Peace Officer’s Termination Upheld Based On City Council’s Independent Review Of Administrative Record

CATEGORY: Client Update for Public Agencies, Fire Watch, Law Enforcement Briefing Room, Public Education Matters
CLIENT TYPE: Public Education, Public Employers, Public Safety
DATE: May 05, 2020

LCW Partner Laura Drottz Kalty, Senior Counsel David Urban, and Associate Attorney Stephanie Lowe successfully represented a city in a peace officer’s termination appeal beginning at the administrative appeal hearing and ending a victory at the California Court of Appeal. The Court of Appeal affirmed the termination in an unpublished decision.

The case began in June 2013, when the city’s police department placed the officer on a performance improvement plan (PIP). In July 2013, the officer stated in the presence of some detectives that he did not trust his supervisors.  During a PIP meeting in August 2013, the officer referred to supervisors at the department as “clowns”. The department found his comments violated department policies forbidding:  (i) disparaging remarks or conduct concerning supervisory authority that “subverts the good order, efficiency and discipline of the Department or which would tend to discredit any member thereof”; and (ii) disobedience or insubordination. 

Based on years of progressive discipline dating back to 2008 and the officer’s conduct when given a “last chance” during the course of his PIP, in December 2013, the department issued a notice of intent to terminate the officer for his policy violations, prior misconduct and performance issues. After a Skelly meeting, the department terminated the officer.

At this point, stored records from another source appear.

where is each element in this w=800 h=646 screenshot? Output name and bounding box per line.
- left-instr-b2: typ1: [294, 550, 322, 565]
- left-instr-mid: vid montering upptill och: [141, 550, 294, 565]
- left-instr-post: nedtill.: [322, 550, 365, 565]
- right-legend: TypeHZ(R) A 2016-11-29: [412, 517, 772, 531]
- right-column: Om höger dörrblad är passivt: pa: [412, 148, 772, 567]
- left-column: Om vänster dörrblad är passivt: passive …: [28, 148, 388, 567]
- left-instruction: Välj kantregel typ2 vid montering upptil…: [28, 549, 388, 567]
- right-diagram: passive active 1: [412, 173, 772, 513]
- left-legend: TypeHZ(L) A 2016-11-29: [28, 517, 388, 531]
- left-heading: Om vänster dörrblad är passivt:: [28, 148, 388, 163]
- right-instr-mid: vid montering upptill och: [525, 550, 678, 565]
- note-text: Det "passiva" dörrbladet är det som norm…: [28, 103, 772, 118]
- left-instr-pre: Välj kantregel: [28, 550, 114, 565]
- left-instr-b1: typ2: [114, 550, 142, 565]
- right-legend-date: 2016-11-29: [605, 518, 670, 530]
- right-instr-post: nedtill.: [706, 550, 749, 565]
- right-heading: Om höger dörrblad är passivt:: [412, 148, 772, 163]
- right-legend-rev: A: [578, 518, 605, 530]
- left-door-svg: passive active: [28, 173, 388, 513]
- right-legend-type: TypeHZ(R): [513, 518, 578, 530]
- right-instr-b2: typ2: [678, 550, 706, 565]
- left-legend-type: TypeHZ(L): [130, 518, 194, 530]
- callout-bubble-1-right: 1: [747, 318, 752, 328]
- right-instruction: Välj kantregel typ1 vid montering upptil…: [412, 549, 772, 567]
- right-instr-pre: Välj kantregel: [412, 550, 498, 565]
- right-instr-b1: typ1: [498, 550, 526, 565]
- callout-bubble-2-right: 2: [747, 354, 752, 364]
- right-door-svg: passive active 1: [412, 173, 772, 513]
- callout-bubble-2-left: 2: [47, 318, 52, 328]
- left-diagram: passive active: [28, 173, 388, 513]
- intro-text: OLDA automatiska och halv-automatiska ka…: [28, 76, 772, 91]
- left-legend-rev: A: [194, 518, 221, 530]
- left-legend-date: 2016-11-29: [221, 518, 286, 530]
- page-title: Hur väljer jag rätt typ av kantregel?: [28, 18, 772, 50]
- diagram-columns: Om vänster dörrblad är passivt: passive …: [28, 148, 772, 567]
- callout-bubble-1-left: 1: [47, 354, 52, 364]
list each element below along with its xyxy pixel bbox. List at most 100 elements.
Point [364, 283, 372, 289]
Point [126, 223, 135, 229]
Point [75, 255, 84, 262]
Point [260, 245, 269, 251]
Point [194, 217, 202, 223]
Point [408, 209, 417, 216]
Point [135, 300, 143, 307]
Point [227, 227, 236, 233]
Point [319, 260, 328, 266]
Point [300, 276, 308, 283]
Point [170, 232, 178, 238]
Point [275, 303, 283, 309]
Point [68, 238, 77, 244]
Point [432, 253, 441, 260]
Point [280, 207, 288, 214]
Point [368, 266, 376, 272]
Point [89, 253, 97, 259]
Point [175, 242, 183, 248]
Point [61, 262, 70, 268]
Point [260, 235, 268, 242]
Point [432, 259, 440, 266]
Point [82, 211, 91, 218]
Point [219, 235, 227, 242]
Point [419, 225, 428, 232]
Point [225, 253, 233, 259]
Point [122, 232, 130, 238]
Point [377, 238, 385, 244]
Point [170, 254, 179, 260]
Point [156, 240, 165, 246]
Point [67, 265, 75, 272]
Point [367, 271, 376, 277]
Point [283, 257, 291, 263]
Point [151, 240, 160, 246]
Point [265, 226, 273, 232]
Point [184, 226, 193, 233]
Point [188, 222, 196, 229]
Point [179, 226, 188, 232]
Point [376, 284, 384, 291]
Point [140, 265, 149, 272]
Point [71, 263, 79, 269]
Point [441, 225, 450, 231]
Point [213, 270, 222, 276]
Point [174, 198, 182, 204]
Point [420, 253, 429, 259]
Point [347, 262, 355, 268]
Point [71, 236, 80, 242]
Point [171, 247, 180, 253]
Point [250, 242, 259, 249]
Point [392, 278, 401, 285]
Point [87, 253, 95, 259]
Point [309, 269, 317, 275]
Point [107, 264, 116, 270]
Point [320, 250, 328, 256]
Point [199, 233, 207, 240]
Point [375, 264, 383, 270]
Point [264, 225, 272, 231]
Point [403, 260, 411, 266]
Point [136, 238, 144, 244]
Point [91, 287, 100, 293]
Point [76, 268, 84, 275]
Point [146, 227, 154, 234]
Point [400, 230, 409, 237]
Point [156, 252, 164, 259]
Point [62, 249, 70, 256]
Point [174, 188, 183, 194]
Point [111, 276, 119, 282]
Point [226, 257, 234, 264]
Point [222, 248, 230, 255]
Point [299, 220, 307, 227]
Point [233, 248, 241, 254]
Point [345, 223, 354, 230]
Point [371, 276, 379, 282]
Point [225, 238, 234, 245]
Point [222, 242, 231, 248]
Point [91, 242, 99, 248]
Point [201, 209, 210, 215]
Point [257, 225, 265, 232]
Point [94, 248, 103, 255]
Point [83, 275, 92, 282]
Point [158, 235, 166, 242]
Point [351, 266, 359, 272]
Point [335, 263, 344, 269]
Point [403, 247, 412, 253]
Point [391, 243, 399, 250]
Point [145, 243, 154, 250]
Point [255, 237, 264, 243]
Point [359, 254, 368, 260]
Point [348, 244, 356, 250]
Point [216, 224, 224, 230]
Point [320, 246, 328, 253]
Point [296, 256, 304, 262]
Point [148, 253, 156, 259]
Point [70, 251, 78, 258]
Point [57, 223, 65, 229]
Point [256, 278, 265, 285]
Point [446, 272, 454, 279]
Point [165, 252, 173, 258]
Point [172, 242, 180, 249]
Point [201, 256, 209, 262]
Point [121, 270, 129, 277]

During his administrative appeal hearing, the officer admitted making the statements at issue. The hearing officer’s written report and recommendation, however, excused the officer’s statements as the result of “severe stress” from prior disciplinary actions and the PIP. Further, the hearing officer disagreed with the department that the officer was terminated based upon a multi-year pattern of misconduct and performance issues.  The hearing officer concluded that no evidence existed to show the department had just cause to terminate the officer, and that another officer received a much lighter punishment for making false, misleading or malicious statements. The hearing officer recommended a two-week suspension and that the officer be reinstated in good standing.

The city council rejected the hearing officer’s recommendation and upheld the officer’s termination.  The city council found that a preponderance of the evidence showed that the officer’s termination was warranted based on his policy violations and history of poor performance and discipline. Separately, the city council also concluded that the hearing officer had overlooked key evidence in making his recommendation.  Several of the hearing officer’s findings contradicted the witnesses’ testimony, including the officer’s admissions.  The hearing officer did not cite to evidence in the administrative record to support his findings.  The city council noted that the hearing officer had demonstrated bias against the city by spending time with the officer’s counsel during multiple smoking breaks at the administrative appeal hearing. The city council rejected the officer’s argument that another officer received a lesser punishment for the same offense because the other officer was disrespectful to a peer, while this officer was disrespectful to the superiors in his chain of command. The city council found that the other officer had no sustained complaints, nor a similar history of work performance.

The officer then petitioned the trial court for a writ of mandate to compel the city council to set aside its decision and to adopt the hearing officer’s recommendation instead. The trial court denied the officer’s petition. The trial court’s independent review of the evidence in the administrative hearing record supported the city council’s decision on the merits.

The officer appealed, alleging that he did not receive a fair administrative hearing and that the city and the department improperly alleged that the hearing officer was biased. In addition, the officer alleged that the city council did not independently review the administrative record but had deferred to the written arguments made by the city’s legal counsel.

The Court of Appeal upheld the officer’s termination. First, the Court of Appeal declined to address arguments related to alleged bias by the hearing officer, since both the trial court and city council had upheld the officer’s termination based on the officer’s admissions that he violated department policy.  The officer’s admissions were independent of any alleged hearing officer conduct. Second, the Court found that the officer had forfeited his claim that the penalty of termination was an abuse of discretion because the officer offered no supporting argument. Third, the Court of Appeal held that the officer provided no evidence to support his allegations that the city council failed to independently review the administrative record of the officer’s hearing. The Court of Appeal found that the officer presented no evidence or argument to support any trial court error.


This case shows that court challenges to an administrative decision are won or lost during the administrative hearing. This is because the trial court bases its decision on a review of the testimony and evidence in the administrative hearing record.  The appellate court then reviews the trial court’s decision.  Here, the officer admitted his misconduct on the record at his administrative appeal.  The city council properly reviewed those admissions and the other evidence in the administrative hearing record to reject the hearing officer’s unsupported decision.